A gif demonstrating gameplay

Overview

This is as 2D tile-based video game engine made using Java, created for a Berkeley CS 61B project with the goal of demonstrating design skills and the use of different data structures to generate a map, save player data, and support multiple game states. It allows the user to start new games or load old ones, with each game layout being generated using a string of numbers entered by the player.

Features

  • Control user avatar (the @ symbol) using the WASD keys
  • Pursuer: A red block that follow the use avatar, and ends the game if it catches the user.
  • Toggle path: Pressing the 'p' key on the keyboard shows the pursuer's path in red.
  • Toggle lights: Pressing the 'q' key turns the lights on and off and highlights only the avatar and the pursuer
  • Teleportation square: Green square to teleport the avatar the location of the corresponding square
  • Power-up: Pink square that lets you destroy wall blocks to move through the mae more easily.
  • Locked door: Collect the key and go to the yellow door square to win the game!
  • Descriptive text: Description of tiles and game state are shown in the upper right-hand corner.

Algorithms

Generating the rooms

The algorithm starts by splitting the world into four rectangles of random size using the randomsplit() method, creating four rooms. These are then split into four rooms as well, and this process continues until the algorithm has created at least one hallway (a room with a width of 1 or 2).

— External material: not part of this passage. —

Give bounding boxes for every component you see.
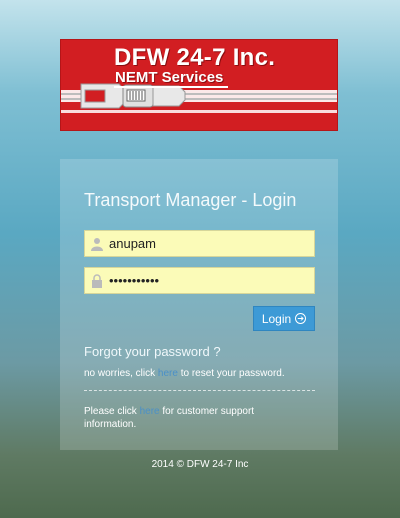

The result is that the world area is filled with rectangular areas with randomized widths and heights.

Generating a path through the world

This algorithm is based on a randomized depth-first search algorithm. After the grid has been generated, the visit function starts at the bottom left corner of the world, and randomly pick a direction to go in. If the room it would arrive in either is off the world area, or if the room in that direction has been visited already, it randomly selects a new direction again, and keeps doing this until it finds a valid room to go to. It then removes one of the wall tiles between the two rooms, and replaces it with a floor, creating a path. A room that has no valid neighbors to go to (all already visited or off the world map) is a dead end, and the algorithm will backtrack until it find a room with a "visit-able" neighbor. This process continues until every room has been visited, meaning there is now a path to each room. One quirk of this algorithm is that it tends to produce very long hallways, since it keeps recursing until it reaches the end of one "branch" of rooms.